I refuse to label, nor be labelled, solely by mental health conditions. We are more than just that piece of our experience
As was my Father.
Now I jump backwards....
My father died on January 31st, 2005. His name was James Earl Dresser. I loved him dearly.
My father had schizophrenia. A hard word to spell and an even harder condition to understand. He had paranoid delusional schizophrenia if I am remembering correctly. I never fully "got it" as a kid. I knew Dad was ill in some way, but I couldn't see anything "wrong" with him. He was fabulous. He was my hero. What did they mean he was sick? But then there were times I wouldn't see him for a while. I don't remember those as clearly, but I remember there were times. And thats what I understood it to mean. Dad was sick sometimes, but when he was well, he would always come back. It wasn't a sickness he could die from. It was different.
I visited many soup kitchens and other supports that he frequented, as a child, with him. There were great people there. I didn't know they were sick either. But I was told they were. My Father was much loved by those I met with him, you could say a well respected person within his social group. He helped many of them despite his own constant struggles while living on ODSP and unable to maintain a consistent level of employment. But he did OK. My family assured that. My Aunt oversaw his overall care, and his parents while able, assisted in helping make sure he lacked for nothing. But it was a task.
His heart, made of pure gold, would often give away basic need items. As I recall, he had been given a variety of living room furniture my Aunt had refinished. Next time or soon after, she came back to find it gone. He knew someone that needed some furniture. So he passed it along, and kept only his futon for himself. I believe this was not a single occurrence. If he felt he could live without it, he would have given the shirt off his back to someone who needed it more than he felt he did.
His form of schizophrenia, as I came to understand it, left him believing versions of attack of some form were likely, to the point of perceiving them. He would for example, think someone was after him, and that in fact it was "that person" and this is why. or something to that effect. This would only happen if he did not take his medication. But when he took it properly, all was fine. This would lead him to believe that he did not need it, and so he would stop taking it. It was a constant cycle. I think he just wanted to "be normal", to fit in. The meds made his hands shake, making it obvious to the world that in some way, he was different.
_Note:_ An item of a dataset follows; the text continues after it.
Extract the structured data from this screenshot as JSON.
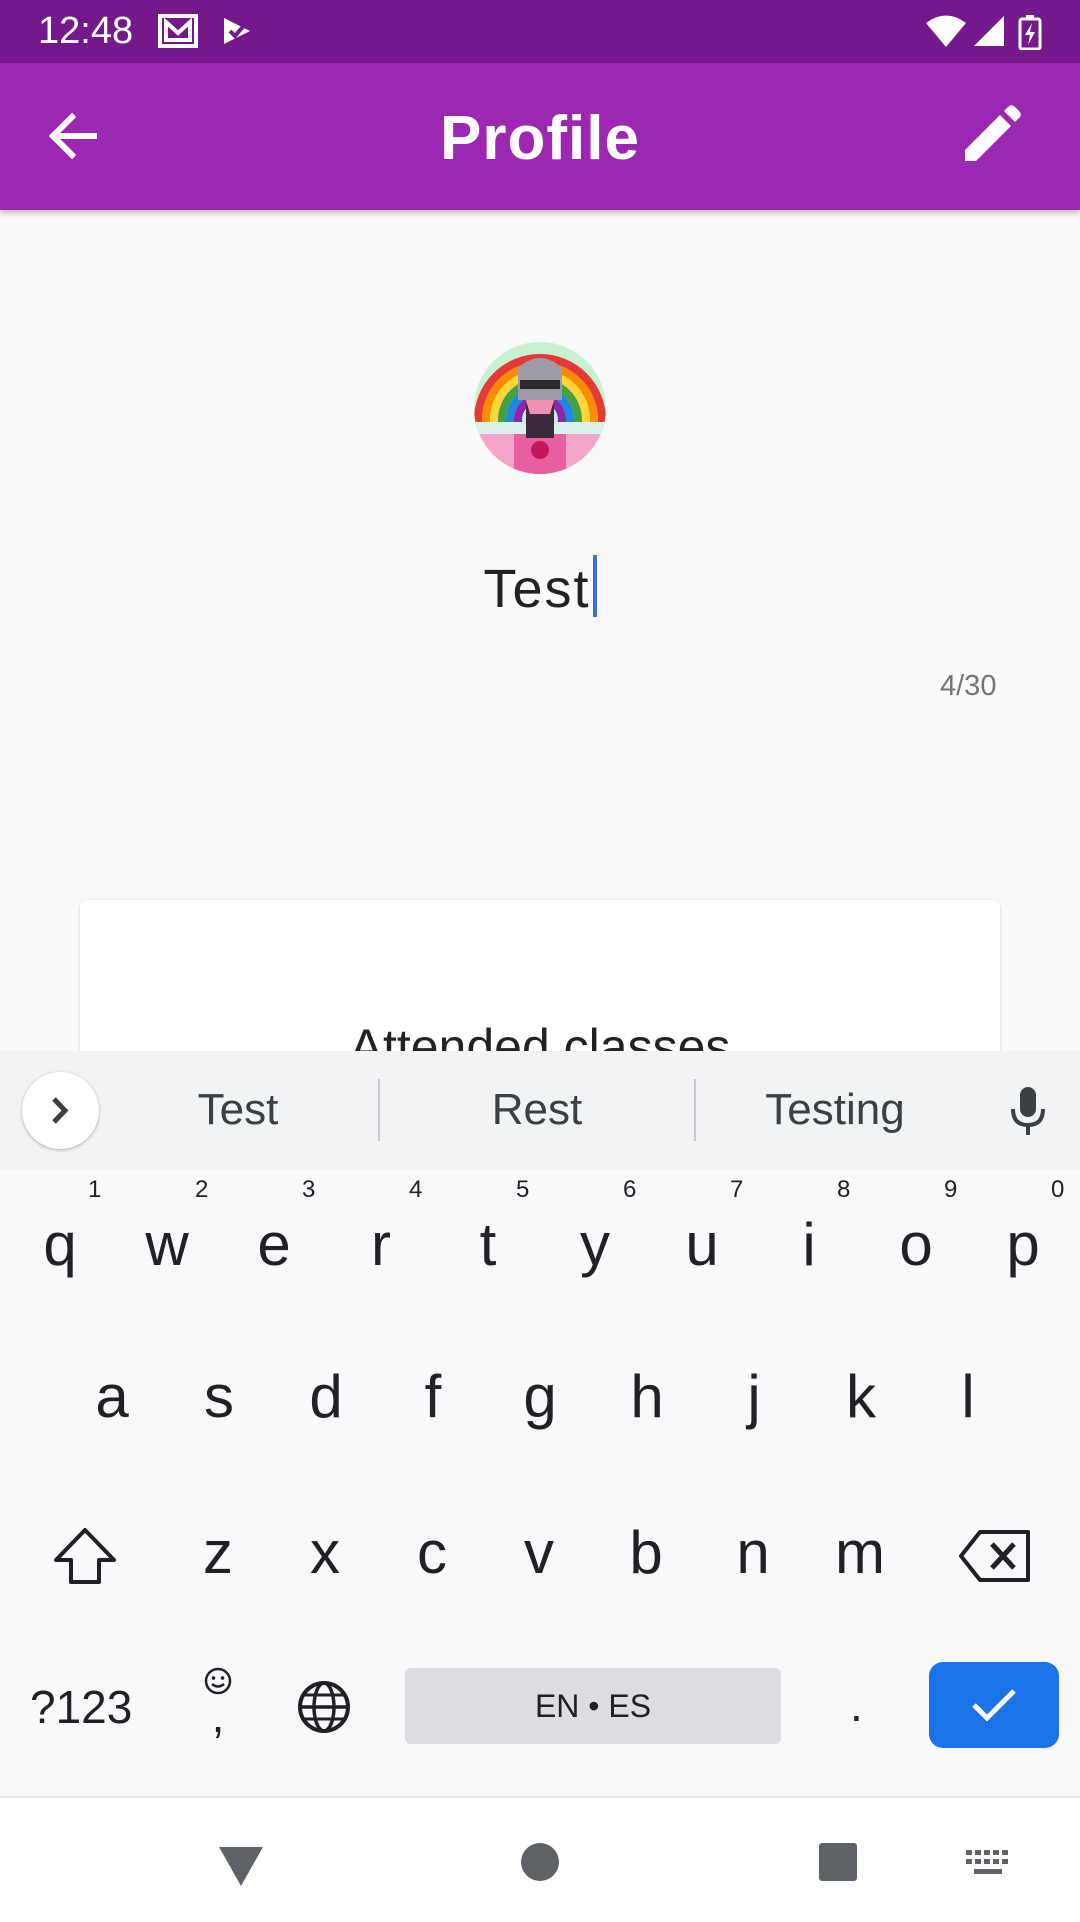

My father had a brain injury in his youth. He was comatose for over a week. He was the sole survivor of the accident. To the best of my understanding, his form of schizophrenia was induced. The combination of hard drug usage that he got into following the accident, I believe stemmed from needing to live through the guilt he felt losing friends, and the injuries he had sustained brought forth his mental health issues. With the way this world looks at those suffering from such conditions, I felt compelled to better understand if I was at risk of such concerns, based on my genetics. I came to the conclusion through my inquisitions that, no I wasn't.
But I do suffer from anxiety.
I had some events in my youth, that in that time triggered fairly severe anxiety attacks, and panic attacks.
In my late teens, early 20's, my anxiety was pretty much under control.
Then I went back to school . In this new environment, 15 years later, I began experiencing panic attacks again.
I now have my condition mostly back under control, though I still find certain tasks to be more straining than others. I won;t write tests in class. I take medication daily and seek counselling as needed through my school.
And none of this makes me any lesser of a person. But it hasn't always felt like that.
Every single one of us has a story, We all have our strengths and weaknesses. And we judge far too often superficially. either based on looks, economic class status, or anything else that can we can use to separate ourselves from each other. I have even been guilty of it.
In this quick paced world, more people are suffering from unseen conditions both physically and mentally. These often help form the actions or choices they take. Our Mental health systems are neither flexible nor plentiful enough to ensure that all needs are being met fast enough to make a difference.
The supports I saw my father access, and the ones I didn't, even as well intending as they were, they were not enough. Without my families aid and care, my father would not have had such a good life. His life was hard regardless, He subsisted on ODSP working intermittently when he was able to. With little fear of heights he washed windows up on the taller buildings for a local company. They were aware of his conditions and worked with his cycle. But if he had had no family, no support system outside of the local available services, it would not have been enough.
With mental health being such a factor in so many poverty issues, either contributing to them, or stemming from them, its imperative that we de-stigmatize the topic and look to build that community, that family, for those in need of the extra help mental health conditions can require.
My father was a GREAT MAN. He was more than just his schizophrenia. So much more.
He was the games we played.
The way he stuck up for me, or showed me how to stick up for myself.
His hugs. Our walks. His lousy jokes.
He was my hero.
If you have ever suffered in silence, don't. You are not alone. And you are so much more than your pain. There is greatness in you too.
Why we need to talk openly?
There are so many facets of our community that can best be addressed through communal discussion . To best initiate resolving barriers individuals face, I feel we need to begin frank, yet respectful discussion, in hopes of gaining better insight into the various perspectives that shape our community.